Italy issues warrant for grandfather of cable car survivor

ROME (AP) — An Italian judge has issued an international arrest warrant for the Israeli grandfather of a 6-year-old boy who survived a cable car crash in Italy, after the man spirited the child to Israel in violation of an Italian court order.

Eitan Biran was the sole survivor of the May 23 cable car crash in northern Italy that killed 14 people, including his parents and younger brother. Ever since, he has been the focus of a custody battle between his maternal grandparents in Israel and his paternal relatives in Italy.

On Sept. 11, Eitan’s maternal grandfather, Shmulik Peleg, drove him to Switzerland after a regular visit and flew him aboard a private plane to Israel. Last month, an Israeli court ordered Eitan to be returned to his relatives in Italy, ruling his relocation to Israel was unlawful and ordering Peleg to pay around $20,000 in expenses and attorney fees.

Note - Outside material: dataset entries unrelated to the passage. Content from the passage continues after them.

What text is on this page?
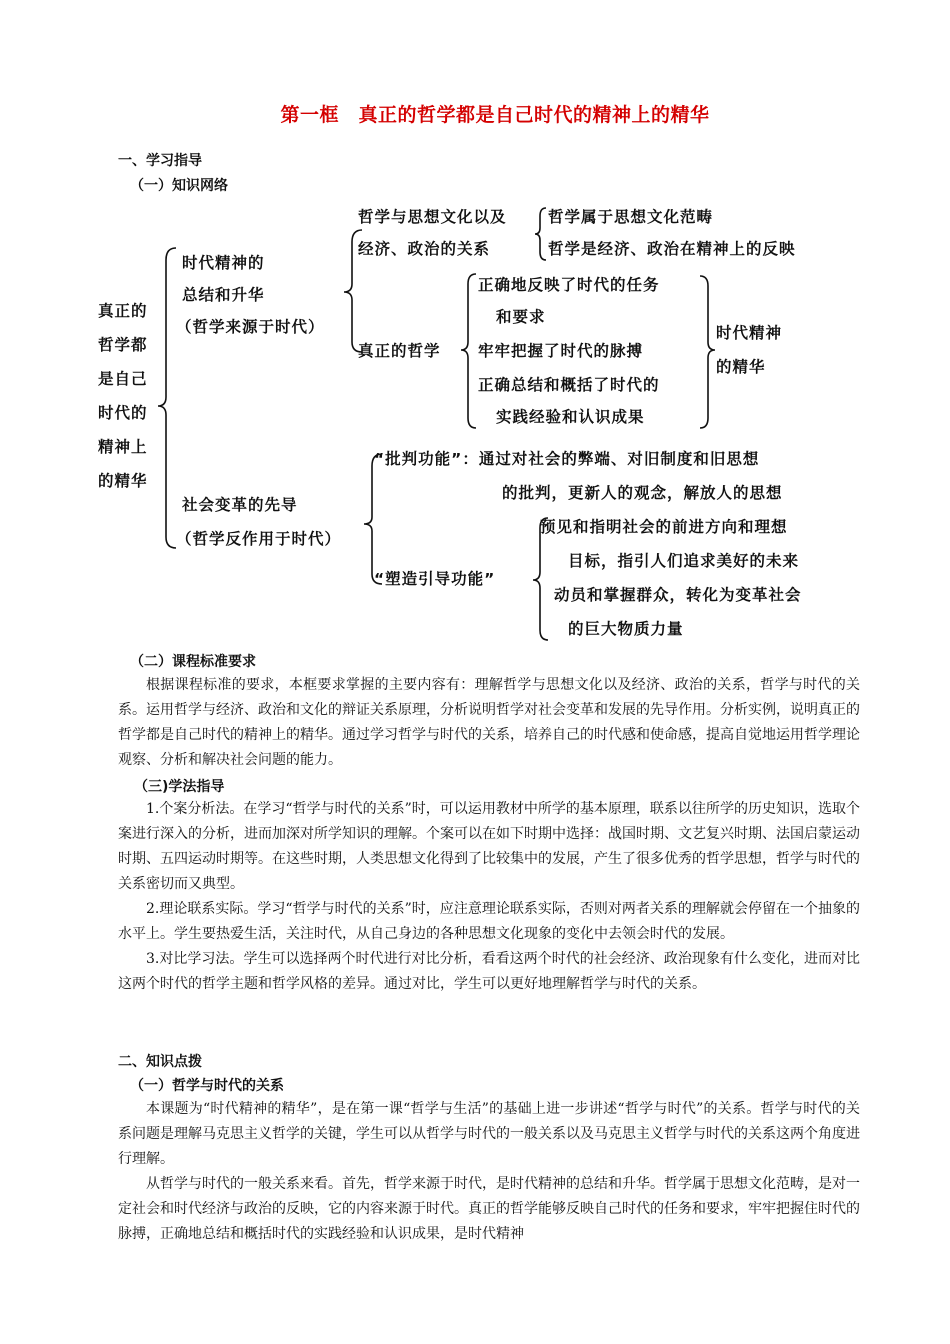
第一框　真正的哲学都是自己时代的精神上的精华
一、学习指导
（一）知识网络
真正的
哲学都
是自己
时代的
精神上
的精华
时代精神的
总结和升华
（哲学来源于时代）
哲学与思想文化以及
经济、政治的关系
哲学属于思想文化范畴
哲学是经济、政治在精神上的反映
真正的哲学
正确地反映了时代的任务
和要求
牢牢把握了时代的脉搏
正确总结和概括了时代的
实践经验和认识成果
时代精神
的精华
社会变革的先导
（哲学反作用于时代）
“批判功能”：通过对社会的弊端、对旧制度和旧思想
的批判，更新人的观念，解放人的思想
“塑造引导功能”
预见和指明社会的前进方向和理想
目标，指引人们追求美好的未来
动员和掌握群众，转化为变革社会
的巨大物质力量
（二）课程标准要求

根据课程标准的要求，本框要求掌握的主要内容有：理解哲学与思想文化以及经济、政治的关系，哲学与时代的关系。运用哲学与经济、政治和文化的辩证关系原理，分析说明哲学对社会变革和发展的先导作用。分析实例，说明真正的哲学都是自己时代的精神上的精华。通过学习哲学与时代的关系，培养自己的时代感和使命感，提高自觉地运用哲学理论观察、分析和解决社会问题的能力。

（三)学法指导

1.个案分析法。在学习“哲学与时代的关系”时，可以运用教材中所学的基本原理，联系以往所学的历史知识，选取个案进行深入的分析，进而加深对所学知识的理解。个案可以在如下时期中选择：战国时期、文艺复兴时期、法国启蒙运动时期、五四运动时期等。在这些时期，人类思想文化得到了比较集中的发展，产生了很多优秀的哲学思想，哲学与时代的关系密切而又典型。

2.理论联系实际。学习“哲学与时代的关系”时，应注意理论联系实际，否则对两者关系的理解就会停留在一个抽象的水平上。学生要热爱生活，关注时代，从自己身边的各种思想文化现象的变化中去领会时代的发展。

3.对比学习法。学生可以选择两个时代进行对比分析，看看这两个时代的社会经济、政治现象有什么变化，进而对比这两个时代的哲学主题和哲学风格的差异。通过对比，学生可以更好地理解哲学与时代的关系。

二、知识点拨
（一）哲学与时代的关系

本课题为“时代精神的精华”，是在第一课“哲学与生活”的基础上进一步讲述“哲学与时代”的关系。哲学与时代的关系问题是理解马克思主义哲学的关键，学生可以从哲学与时代的一般关系以及马克思主义哲学与时代的关系这两个角度进行理解。

从哲学与时代的一般关系来看。首先，哲学来源于时代，是时代精神的总结和升华。哲学属于思想文化范畴，是对一定社会和时代经济与政治的反映，它的内容来源于时代。真正的哲学能够反映自己时代的任务和要求，牢牢把握住时代的脉搏，正确地总结和概括时代的实践经验和认识成果，是时代精神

Peleg has defended his decision to spirit the boy away, saying it was in the child’s best interest.

Eitan and his parents were living in Italy at the time of the accident. After his release from a Turin hospital following weeks of treatment, Italian juvenile court officials ruled the child would live with a paternal aunt, Aya Biran, near Pavia, in northern Italy.

Judge Pasquale Villani at the Pavia tribunal issued the arrest warrant for Peleg and another Israeli man, Gabriel Abutbul Alon, who is accused of driving the rental car to Switzerland. The men and Eitan’s Israel-based grandmother are under investigation by Pavia prosecutors for alleged kidnapping and taking a minor overseas in violation of a court order.

In Israel, a lawyer for Peleg declined comment Wednesday.

In a statement Wednesday, the Pavia prosecutors’ office accused Peleg and Alon of having planned and executed the crime “with lucid premeditation and meticulous organization.”

Prosecutors Mario Venditti and Valentina De Stefano alleged that Peleg and Alon went to great lengths to hide their tracks, renting more than one car to get across the border.

Prosecutors also said Peleg had made multiple visits to Switzerland in the days before the flight and had paid 42,000 euros to a German charter company for the jet that took them to Tel Aviv.